Touch and no touch options are of the most popular binary options used in the binary options trading. This options type are helpful when the prices are volatile and the markets might be uncertain. Find below what Touch/no touch binary options are and how they work.
What Are Touch/No Touch Binary Options
Touch/no touch binary options are a little bit different from the basic call and put option. Instead of just predicting whether the price of an asset will move up or down, the touch/no touch requires you to predict whether the price will attain the strike price. This target price can be above or below the start price of the asset. A trader would make a profit if their predicted price reaches the strike price. At this point, you would receive your payout and that trade would close for a new trade.
Touch/no touch binary options are particularly helpful when the markets are volatile and the prices are unpredictable. In a volatile market, it can be difficult to predict the price of an asset after a few hours, minutes or weeks depending on your chosen expiry period. However, it is much easier to predict whether the target price will be touched or not be touched— thus the touch/no touch rationale. The reason why this trading strategy is popular is that it allows you to customize your trade in a way that lets you have more control in predicting the price movement of an asset.

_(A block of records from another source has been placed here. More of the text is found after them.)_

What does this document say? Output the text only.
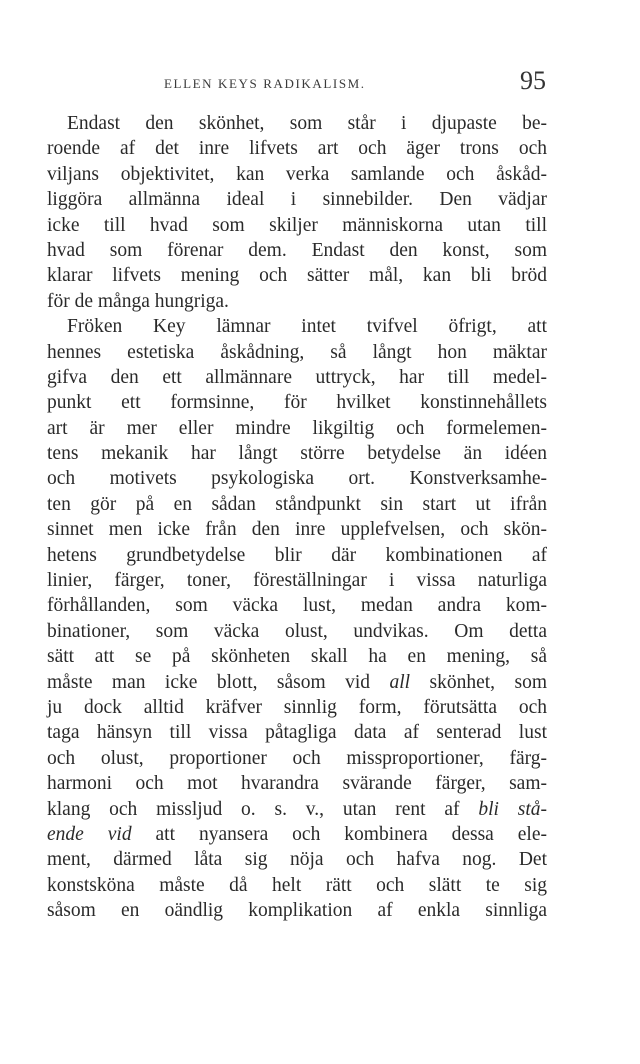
ELLEN KEYS RADIKALISM.	95
Endast den skönhet, som står i djupaste be-
roende af det inre lifvets art och äger trons och
viljans objektivitet, kan verka samlande och åskåd-
liggöra allmänna ideal i sinnebilder. Den vädjar
icke till hvad som skiljer människorna utan till
hvad som förenar dem. Endast den konst, som
klarar lifvets mening och sätter mål, kan bli bröd
för de många hungriga.
Fröken Key lämnar intet tvifvel öfrigt, att
hennes estetiska åskådning, så långt hon mäktar
gifva den ett allmännare uttryck, har till medel-
punkt ett formsinne, för hvilket konstinnehållets
art är mer eller mindre likgiltig och formelemen-
tens mekanik har långt större betydelse än idéen
och motivets psykologiska ort. Konstverksamhe-
ten gör på en sådan ståndpunkt sin start ut ifrån
sinnet men icke från den inre upplefvelsen, och skön-
hetens grundbetydelse blir där kombinationen af
linier, färger, toner, föreställningar i vissa naturliga
förhållanden, som väcka lust, medan andra kom-
binationer, som väcka olust, undvikas. Om detta
sätt att se på skönheten skall ha en mening, så
måste man icke blott, såsom vid all skönhet, som
ju dock alltid kräfver sinnlig form, förutsätta och
taga hänsyn till vissa påtagliga data af senterad lust
och olust, proportioner och missproportioner, färg-
harmoni och mot hvarandra svärande färger, sam-
klang och missljud o. s. v., utan rent af bli stå-
ende vid att nyansera och kombinera dessa ele-
ment, därmed låta sig nöja och hafva nog. Det
konstsköna måste då helt rätt och slätt te sig
såsom en oändlig komplikation af enkla sinnliga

How do touch/no touch binary options work?
The best way to understand how this type of binary options plays out is through an illustrative example.
So suppose you are trading on crude oil, the actual price of one barrel of crude at the time of executing the trade is $90, and the strike price is set at $92.90. Let’s say this particular trade requires a capital of $105 and has a payout of $120 if the asset reaches the strike price before the trading period expires.
If the price touches the $92.90 price point, you will receive the payout; you will lose the capital if the strike price is not reached. In a no touch trade, you would be predicting that the asset’s price would not reach the strike price. You will lose your capital if the asset’s price reaches the strike price before the trading period expires.
One touch binary options
In one-touch trading, you can set a lower strike price. Like for our example above, you can choose a strike price that is much lower than $92.90 and set it at $89. You would then predict whether the price of oil would not fall below $85 before the trade period expires.
The potential payout for one-touch binary options are significantly higher the further away the strike price is from the actual price of the asset. For example, if you set the strike price for crude oil at $92.90, the payout may be 65% but if you were to set it at $99, the payout might increase to 75%. The opposite is true for a no-touch binary trade. The further away the strike price moves from the actual price of an asset, the smaller the payout.
Just like in other forms of financial trading, the higher the risk, the greater the potential to make profits.